My fault was that I was quick to judge the main character, Ezra Faulkner, a once popular guy in school, tennis player, dating the hottest girl in town (you get the picture), until a car accident changes everything in his life. Of course, the guy has a lot of anger and frustrations after that and seeing that it is his point of view you get carried away with it, forgetting that his way of thinking might not be the one that is being played in the real world. But I hated Ezra since the start, thinking that he should suck it up and live with it. I mean, I was so focused on his emotions that I already decided that this book sucks because of how ordinary the story might be. He fell from glory, joins the loser guys and fell in love with one of the loser girls. End of story.

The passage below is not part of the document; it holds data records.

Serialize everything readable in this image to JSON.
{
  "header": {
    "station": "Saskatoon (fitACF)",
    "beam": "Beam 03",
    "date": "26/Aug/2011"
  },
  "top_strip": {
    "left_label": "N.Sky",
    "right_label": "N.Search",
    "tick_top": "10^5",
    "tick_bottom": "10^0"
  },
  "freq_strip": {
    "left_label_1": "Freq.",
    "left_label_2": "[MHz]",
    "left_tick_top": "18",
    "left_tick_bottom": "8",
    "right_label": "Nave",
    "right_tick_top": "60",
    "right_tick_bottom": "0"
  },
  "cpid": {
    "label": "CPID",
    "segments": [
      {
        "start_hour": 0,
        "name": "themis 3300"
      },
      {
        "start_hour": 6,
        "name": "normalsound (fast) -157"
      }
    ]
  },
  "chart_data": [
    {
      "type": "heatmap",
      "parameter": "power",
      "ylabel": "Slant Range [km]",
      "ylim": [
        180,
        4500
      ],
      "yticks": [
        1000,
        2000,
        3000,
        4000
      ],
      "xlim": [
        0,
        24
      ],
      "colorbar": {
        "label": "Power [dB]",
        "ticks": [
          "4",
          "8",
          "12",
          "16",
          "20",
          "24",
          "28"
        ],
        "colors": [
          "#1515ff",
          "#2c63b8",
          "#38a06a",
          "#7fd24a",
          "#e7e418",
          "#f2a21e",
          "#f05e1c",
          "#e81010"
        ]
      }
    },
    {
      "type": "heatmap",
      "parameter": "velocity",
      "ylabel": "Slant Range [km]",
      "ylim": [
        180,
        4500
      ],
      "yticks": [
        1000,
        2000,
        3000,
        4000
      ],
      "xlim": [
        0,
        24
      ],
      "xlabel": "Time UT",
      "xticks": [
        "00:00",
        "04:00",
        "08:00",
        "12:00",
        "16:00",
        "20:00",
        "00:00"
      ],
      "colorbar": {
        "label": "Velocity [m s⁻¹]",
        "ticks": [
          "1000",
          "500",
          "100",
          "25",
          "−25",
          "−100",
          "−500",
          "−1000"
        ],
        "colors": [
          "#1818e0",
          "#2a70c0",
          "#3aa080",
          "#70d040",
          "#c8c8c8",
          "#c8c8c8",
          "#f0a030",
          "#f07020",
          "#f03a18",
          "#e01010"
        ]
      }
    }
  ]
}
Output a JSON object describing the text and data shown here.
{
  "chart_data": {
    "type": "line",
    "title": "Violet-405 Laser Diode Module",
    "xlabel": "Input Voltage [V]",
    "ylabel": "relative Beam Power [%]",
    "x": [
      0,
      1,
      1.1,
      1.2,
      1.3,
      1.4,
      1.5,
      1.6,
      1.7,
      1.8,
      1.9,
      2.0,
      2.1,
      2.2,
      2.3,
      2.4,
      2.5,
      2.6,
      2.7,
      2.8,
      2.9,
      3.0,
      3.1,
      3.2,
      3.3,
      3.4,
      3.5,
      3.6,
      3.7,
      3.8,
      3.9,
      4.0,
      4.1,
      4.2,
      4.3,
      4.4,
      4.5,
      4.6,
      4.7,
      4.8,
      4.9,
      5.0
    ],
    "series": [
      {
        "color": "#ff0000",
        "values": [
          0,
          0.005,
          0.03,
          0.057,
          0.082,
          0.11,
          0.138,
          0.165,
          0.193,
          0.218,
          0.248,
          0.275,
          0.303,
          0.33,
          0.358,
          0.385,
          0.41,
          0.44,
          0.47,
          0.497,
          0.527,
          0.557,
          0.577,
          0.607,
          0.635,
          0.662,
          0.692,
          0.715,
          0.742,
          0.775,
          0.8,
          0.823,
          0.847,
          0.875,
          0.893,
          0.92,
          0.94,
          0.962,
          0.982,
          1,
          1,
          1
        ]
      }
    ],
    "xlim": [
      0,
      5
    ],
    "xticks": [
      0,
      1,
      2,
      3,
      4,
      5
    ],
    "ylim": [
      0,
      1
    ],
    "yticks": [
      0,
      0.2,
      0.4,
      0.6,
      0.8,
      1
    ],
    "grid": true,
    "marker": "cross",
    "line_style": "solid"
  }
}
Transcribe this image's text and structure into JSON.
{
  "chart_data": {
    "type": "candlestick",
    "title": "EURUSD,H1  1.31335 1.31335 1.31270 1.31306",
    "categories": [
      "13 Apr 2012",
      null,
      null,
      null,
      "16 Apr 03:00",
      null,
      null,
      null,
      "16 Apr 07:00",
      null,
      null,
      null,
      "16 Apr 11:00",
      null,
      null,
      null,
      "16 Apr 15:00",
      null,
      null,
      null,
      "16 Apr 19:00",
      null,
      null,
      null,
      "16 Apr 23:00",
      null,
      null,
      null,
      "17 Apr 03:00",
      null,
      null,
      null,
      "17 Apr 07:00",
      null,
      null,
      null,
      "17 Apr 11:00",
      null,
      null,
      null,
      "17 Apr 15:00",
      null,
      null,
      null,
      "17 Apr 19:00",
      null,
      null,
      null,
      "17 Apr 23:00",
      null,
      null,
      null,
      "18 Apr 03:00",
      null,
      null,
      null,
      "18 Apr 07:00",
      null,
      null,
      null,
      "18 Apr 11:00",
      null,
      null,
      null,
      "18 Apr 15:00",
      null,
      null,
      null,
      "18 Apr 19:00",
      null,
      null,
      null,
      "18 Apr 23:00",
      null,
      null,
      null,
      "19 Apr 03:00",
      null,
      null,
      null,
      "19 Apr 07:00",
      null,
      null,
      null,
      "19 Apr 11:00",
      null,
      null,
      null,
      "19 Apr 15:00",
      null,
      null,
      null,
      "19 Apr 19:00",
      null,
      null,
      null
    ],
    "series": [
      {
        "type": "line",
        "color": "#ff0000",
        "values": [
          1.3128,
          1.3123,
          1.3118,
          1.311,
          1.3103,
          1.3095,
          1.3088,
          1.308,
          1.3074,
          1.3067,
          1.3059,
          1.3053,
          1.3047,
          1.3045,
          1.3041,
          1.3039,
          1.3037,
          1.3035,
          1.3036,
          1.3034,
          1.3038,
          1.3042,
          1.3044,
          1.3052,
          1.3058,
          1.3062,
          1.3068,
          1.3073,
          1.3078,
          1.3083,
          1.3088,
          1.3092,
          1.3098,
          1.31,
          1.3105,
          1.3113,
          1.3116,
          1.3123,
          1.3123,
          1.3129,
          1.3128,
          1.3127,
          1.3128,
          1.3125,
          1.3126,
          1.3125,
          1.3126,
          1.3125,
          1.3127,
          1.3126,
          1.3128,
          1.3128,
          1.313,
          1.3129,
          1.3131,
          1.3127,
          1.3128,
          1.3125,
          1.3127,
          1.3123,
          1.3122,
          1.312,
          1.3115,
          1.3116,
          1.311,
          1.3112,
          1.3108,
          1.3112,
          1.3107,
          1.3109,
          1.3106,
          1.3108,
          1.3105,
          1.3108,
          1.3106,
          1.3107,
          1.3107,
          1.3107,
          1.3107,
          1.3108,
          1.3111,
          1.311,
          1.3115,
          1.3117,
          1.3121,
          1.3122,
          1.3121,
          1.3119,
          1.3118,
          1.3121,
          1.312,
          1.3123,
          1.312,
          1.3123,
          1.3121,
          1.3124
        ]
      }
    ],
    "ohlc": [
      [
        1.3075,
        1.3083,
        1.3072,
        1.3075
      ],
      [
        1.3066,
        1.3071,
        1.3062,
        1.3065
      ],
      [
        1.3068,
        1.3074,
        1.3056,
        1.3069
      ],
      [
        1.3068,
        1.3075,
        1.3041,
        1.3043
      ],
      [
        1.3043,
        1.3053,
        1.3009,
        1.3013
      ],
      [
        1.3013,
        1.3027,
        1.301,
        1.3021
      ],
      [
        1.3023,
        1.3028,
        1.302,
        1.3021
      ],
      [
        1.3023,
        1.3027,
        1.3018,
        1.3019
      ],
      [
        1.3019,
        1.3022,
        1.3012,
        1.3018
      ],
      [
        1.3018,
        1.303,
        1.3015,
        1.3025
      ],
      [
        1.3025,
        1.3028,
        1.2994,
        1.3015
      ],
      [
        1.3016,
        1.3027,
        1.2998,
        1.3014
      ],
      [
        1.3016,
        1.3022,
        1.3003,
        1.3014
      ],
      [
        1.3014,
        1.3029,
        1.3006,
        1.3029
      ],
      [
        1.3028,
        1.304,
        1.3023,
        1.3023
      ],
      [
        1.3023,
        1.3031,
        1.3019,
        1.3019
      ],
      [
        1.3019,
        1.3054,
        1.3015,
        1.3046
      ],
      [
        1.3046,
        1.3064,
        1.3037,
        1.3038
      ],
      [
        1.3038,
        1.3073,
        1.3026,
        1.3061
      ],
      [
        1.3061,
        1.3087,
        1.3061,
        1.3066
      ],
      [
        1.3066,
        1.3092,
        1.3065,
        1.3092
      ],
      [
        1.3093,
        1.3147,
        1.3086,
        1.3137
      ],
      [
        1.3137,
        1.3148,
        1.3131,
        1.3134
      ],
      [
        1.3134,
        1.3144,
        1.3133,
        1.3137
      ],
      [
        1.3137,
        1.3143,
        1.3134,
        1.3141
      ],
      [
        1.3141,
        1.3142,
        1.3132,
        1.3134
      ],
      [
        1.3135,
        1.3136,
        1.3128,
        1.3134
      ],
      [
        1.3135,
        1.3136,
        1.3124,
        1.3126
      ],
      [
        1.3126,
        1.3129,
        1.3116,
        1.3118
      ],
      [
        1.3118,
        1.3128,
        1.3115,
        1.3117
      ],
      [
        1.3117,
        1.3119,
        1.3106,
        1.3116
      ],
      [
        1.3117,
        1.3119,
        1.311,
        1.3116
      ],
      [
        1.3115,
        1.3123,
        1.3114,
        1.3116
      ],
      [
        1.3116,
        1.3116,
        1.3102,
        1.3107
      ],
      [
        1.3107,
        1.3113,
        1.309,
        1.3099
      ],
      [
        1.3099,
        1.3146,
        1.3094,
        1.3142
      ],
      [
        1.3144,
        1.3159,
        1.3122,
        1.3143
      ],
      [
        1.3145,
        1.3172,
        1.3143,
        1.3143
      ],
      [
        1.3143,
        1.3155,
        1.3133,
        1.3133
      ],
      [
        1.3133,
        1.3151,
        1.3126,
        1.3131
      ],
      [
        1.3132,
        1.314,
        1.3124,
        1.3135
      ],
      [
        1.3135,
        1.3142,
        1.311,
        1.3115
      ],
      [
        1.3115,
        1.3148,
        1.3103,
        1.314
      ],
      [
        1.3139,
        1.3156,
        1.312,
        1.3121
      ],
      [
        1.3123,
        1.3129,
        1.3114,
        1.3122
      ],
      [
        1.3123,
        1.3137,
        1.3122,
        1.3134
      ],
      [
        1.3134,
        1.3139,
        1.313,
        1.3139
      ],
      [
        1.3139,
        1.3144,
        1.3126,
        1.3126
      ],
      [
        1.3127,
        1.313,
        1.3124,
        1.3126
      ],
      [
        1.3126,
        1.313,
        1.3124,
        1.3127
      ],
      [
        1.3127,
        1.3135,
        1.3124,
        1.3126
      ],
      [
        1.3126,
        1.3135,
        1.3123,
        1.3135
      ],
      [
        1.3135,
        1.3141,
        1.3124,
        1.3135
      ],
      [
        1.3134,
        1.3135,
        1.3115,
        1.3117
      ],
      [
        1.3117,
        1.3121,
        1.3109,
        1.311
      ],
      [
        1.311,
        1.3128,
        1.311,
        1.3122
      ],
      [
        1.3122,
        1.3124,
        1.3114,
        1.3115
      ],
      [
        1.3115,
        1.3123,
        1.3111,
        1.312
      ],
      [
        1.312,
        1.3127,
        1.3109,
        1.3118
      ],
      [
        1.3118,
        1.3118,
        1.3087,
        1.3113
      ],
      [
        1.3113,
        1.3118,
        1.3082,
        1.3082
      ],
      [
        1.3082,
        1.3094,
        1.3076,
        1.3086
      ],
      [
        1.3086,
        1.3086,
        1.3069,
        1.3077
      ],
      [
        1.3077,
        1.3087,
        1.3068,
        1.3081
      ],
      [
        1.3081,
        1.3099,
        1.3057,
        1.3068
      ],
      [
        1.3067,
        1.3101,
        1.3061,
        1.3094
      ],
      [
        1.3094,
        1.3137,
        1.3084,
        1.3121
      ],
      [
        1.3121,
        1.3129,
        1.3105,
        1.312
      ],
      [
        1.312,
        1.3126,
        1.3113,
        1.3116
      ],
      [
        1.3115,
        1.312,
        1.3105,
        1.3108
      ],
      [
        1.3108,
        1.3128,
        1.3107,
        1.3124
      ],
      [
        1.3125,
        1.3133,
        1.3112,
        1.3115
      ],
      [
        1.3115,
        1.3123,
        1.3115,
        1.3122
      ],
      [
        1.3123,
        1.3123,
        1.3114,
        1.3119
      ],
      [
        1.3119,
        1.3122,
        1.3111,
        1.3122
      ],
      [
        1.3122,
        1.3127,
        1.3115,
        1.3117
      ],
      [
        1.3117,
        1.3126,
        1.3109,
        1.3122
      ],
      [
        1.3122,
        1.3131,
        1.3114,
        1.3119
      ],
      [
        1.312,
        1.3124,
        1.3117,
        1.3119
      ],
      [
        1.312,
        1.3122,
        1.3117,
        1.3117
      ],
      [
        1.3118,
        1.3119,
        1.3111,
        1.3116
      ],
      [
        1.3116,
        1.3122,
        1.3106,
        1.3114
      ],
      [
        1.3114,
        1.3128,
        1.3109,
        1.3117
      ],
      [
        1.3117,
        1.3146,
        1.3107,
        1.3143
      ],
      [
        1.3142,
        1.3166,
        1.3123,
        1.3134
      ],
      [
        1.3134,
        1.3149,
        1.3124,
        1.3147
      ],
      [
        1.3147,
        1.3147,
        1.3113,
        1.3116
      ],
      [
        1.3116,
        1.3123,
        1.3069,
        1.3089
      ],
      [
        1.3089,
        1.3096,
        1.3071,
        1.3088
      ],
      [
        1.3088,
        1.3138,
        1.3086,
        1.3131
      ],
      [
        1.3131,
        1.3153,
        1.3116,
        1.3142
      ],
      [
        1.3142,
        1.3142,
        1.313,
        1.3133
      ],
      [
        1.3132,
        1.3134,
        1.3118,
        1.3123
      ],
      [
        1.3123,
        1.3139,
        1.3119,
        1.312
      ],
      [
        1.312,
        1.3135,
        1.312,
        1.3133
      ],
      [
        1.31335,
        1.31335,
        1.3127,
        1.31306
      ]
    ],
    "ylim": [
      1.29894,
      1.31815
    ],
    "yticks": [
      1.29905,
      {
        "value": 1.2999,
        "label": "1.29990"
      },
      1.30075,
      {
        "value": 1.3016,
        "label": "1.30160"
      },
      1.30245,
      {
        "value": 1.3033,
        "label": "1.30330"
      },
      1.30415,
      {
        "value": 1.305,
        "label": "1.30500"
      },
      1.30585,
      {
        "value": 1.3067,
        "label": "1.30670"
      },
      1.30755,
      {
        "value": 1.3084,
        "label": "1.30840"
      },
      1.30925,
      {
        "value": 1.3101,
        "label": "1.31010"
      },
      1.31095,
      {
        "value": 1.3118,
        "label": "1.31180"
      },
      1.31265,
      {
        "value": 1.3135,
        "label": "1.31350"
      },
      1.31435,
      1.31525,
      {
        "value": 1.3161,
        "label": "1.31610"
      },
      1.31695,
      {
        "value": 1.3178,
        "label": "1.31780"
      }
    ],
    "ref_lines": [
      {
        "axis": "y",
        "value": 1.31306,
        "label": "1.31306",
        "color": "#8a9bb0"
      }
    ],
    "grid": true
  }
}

“I discovered long time ago that the smarter you are, the more tempting it is to just let people imagine you.”
Except that it was not the way it is. This was one of the strong points of the novel, that despite being a first person point of view story it still managed to relay the other points of view of the other characters making it vibrant, making it more real, because the truth is, in the real world, nothing is what you think it seems to be.
It turned out that the other popular guys did not think of Ezra as a loser after losing his leg, and that the poplar students and bullies have problems too, although it does not justify their actions. By letting us glimpse to the lives and emotions of students, popular or geeks, the book teaches us how to navigate the difficult lives in high school and even beyond, to face the changes that came our way and be ready for surprises.
The only thing that bothers me is how the authors like protagonist girls with a Margo Roth Spiegelman character. It grows tiring after a while. Girls who like adventures, mysterious, not your usual cheerleader are good contrast to what the popular girls are like nowadays but fielding an ordinary girl might work better with this one (like Harper in Something Like Normal). Well the whole debacle was explained at the end of the book so it was justified somehow.
Favorite Part/s:
The debate event and the after party
Favorite Quote/s:
“Everything that I have done, everything that defined me, was stuck firmly in the past.”
“It was as thought I’d gone off on epic adventures, chased down fireworks and buried treasure, danced to music that only I could hear, and had returned to find that nothing has changed except for me.”